Adieu à Roxie, bar lesbien, dans une Chine qui se ferme

LETTRE DE SHANGHAI

L’entrée du Roxie, un bar lesbien de Shanghai, après sa fermeture en juin 2024. HAROLD THIBAULT / « LE MONDE »

Il y a eu des éclats de rire pour couvrir la douleur, pas mal de verres et des câlins. Les habitués se sont raconté à quel point ce lieu comptait pour eux. Lors de deux soirées de célébration mémorables, le samedi 15 juin et le dimanche 16 juin, les Roxie ont fait leurs adieux. L’endroit n’était pas immense, un peu plus de 100 m2, mais en neuf ans, c’était devenu une institution pour les lesbiennes de Shanghai. L’acoustique laissait la possibilité de se parler malgré la bonne musique, les lumières tamisées ajoutaient à l’ambiance, le long bar face au mur de briques grises permettait de s’appuyer sur les coudes.

Dans le quartier branché de Jing’an, dans la rue Kangding qui abrite d’autres lieux de fête, tout le monde ici devait savoir qu’il était accepté. « Tout le monde était le bienvenu, le lieu n’était certainement pas destiné à être un bar réservé aux lesbiennes. Les cocktails étaient bons et pas chers, et tout le monde était traité avec respect »résume un habitué.

La nouvelle est tombée subitement, à travers une annonce sur le compte Roxie du réseau social WeChat. Cette fois, pas de soirées latinos classiques, de soirées célibataires, de soirées projection de films mais un « au revoir soirée » et un autre “dernière soirée dansante”. Le communiqué reprend une formule déjà lue lors de la fermeture d’autres bars LGBT : « À nos chers clients. Pour des raisons indépendantes de notre volonté, trop de raisons, ce soir sera notre dernière nuit. »
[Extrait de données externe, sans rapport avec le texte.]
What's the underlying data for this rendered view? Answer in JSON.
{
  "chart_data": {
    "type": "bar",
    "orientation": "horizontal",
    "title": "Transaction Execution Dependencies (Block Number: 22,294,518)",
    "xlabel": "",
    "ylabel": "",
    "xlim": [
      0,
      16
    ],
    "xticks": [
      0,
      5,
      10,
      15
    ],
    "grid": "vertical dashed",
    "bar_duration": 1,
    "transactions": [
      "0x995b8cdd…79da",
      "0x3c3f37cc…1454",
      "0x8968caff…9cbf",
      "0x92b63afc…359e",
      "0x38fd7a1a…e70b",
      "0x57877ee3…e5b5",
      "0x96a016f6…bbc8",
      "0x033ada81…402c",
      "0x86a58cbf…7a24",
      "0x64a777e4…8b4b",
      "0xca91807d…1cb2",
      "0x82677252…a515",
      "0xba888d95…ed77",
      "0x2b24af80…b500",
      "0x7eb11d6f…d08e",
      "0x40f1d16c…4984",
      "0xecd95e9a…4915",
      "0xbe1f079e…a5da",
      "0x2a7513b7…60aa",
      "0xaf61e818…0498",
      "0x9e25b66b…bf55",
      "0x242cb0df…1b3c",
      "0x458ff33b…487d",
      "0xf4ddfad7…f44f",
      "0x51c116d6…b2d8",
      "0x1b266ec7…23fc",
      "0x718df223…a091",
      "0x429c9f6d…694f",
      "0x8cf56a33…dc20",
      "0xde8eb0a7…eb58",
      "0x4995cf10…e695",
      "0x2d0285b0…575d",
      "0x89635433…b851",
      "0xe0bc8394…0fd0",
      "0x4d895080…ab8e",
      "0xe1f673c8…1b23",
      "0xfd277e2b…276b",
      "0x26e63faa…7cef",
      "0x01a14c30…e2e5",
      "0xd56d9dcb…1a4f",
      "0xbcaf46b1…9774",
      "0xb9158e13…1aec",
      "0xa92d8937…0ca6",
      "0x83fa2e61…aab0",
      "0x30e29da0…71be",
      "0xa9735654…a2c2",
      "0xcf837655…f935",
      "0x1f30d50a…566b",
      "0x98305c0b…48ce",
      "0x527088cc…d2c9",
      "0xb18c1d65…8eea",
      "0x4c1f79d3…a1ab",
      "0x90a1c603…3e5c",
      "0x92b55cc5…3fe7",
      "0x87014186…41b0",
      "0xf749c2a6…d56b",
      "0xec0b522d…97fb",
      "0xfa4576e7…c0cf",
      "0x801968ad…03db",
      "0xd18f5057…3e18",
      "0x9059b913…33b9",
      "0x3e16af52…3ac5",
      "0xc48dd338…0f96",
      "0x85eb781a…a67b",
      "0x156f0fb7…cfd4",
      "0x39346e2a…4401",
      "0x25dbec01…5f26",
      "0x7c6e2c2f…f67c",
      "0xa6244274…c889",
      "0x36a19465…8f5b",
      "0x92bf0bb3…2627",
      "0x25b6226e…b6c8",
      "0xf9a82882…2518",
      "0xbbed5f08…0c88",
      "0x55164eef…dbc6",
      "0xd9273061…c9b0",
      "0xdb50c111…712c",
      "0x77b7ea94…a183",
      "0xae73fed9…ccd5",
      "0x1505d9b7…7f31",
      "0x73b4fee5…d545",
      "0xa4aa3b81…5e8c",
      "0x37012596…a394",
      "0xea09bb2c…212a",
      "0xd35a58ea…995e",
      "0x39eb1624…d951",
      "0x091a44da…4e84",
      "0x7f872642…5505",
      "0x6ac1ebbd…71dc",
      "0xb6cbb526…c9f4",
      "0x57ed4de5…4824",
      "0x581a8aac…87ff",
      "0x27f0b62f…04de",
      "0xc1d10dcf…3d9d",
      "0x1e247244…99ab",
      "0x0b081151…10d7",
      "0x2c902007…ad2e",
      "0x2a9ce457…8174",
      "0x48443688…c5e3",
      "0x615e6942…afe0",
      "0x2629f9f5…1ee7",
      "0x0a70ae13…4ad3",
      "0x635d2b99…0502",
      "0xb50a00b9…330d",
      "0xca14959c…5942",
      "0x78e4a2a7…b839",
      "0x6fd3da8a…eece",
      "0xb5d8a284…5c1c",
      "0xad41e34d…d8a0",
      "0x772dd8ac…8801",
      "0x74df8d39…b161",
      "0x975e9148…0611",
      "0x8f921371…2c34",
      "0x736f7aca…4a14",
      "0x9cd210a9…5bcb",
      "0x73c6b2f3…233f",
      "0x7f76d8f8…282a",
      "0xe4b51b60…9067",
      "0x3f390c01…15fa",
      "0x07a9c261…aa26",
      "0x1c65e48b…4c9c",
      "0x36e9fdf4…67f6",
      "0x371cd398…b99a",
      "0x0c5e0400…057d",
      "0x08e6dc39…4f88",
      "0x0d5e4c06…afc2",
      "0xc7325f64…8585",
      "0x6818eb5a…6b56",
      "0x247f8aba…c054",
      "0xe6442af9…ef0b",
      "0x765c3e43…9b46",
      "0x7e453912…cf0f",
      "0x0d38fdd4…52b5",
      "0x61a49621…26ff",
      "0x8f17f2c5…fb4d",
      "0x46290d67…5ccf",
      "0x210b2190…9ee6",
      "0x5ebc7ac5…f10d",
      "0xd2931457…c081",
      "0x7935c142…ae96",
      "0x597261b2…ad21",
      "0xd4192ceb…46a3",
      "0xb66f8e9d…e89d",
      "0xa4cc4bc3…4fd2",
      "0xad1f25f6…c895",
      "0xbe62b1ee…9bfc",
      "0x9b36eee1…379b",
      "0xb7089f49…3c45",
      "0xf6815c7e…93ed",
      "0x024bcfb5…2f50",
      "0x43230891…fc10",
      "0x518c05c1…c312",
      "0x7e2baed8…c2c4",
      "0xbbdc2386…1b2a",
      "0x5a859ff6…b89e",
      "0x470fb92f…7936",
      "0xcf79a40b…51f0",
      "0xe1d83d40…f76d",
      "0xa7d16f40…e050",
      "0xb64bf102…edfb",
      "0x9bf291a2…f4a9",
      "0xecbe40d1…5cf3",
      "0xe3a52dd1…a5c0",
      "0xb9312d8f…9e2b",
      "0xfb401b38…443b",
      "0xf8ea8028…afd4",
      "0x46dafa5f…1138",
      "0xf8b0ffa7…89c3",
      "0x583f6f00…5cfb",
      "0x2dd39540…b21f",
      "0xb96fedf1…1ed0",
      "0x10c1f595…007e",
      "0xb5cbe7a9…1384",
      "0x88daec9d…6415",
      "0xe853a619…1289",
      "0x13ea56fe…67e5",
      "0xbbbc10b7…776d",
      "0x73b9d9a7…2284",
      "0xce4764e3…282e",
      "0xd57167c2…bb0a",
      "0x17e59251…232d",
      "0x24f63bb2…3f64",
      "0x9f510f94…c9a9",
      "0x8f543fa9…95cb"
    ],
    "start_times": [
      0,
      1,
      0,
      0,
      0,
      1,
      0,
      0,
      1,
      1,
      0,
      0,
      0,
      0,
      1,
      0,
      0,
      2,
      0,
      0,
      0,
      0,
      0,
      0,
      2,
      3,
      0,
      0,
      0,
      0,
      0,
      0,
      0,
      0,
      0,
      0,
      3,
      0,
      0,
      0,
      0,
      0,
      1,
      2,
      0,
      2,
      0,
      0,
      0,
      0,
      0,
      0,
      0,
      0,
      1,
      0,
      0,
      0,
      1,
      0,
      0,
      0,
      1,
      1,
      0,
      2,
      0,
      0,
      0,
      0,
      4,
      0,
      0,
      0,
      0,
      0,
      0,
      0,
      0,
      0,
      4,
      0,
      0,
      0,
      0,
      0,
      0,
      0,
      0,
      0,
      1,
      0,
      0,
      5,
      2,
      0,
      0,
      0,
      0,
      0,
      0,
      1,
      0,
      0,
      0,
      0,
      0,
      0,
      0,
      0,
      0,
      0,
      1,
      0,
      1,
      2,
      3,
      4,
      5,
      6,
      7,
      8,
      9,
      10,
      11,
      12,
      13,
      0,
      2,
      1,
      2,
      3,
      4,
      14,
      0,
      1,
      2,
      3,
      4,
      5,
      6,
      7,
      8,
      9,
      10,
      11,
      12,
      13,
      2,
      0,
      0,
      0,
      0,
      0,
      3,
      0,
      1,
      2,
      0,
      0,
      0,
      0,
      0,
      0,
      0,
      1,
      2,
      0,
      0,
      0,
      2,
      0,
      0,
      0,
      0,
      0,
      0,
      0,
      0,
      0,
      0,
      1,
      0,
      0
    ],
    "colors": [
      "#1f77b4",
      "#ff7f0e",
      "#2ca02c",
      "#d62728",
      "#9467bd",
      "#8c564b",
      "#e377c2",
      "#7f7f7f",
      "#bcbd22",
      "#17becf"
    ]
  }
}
Inutile, ni possible, d’en dire plus, tout le monde en Chine comprend ce que signifie un tel message. Des rumeurs courent aussi parmi les anciens fidèles : insonorisation soudain jugée plus aux normes par les pompiers, pressions probables de la police, propriétaire des murs jugeant soudain préférable de mettre fin au bail. La direction du bar n’a pas répondu aux demandes de Monde. Qui pourrait lui en vouloir ?

« Cultiver la masculinité »

En ce dimanche soir de la fin d’une époque, chacun s’est rappelé ses souvenirs, entre deux cocktails et deux pas de danse. « J’avais l’impression que je pouvais y être moi-même », « Je m’y sentais chez moi, c’était notre bar. » « Ils ont peur de tout, ici on parle juste de gens qui s’amusent »» a déploré un habitué.

La Chine n’est pas un pays très religieux, le communisme a largement gommé ce trait, et sa population est plutôt tolérante et ouverte en général, même si elle l’est beaucoup moins dans le contexte familial. Une étude publiée en 2022 dans le Journal des problèmes familiaux menée auprès de 11 000 lesbiennes et gays chinois a conclu que 54 % d’entre eux avaient subi soit des violences, soit des traitements négatifs de la part de leur famille en raison de leur orientation sexuelle.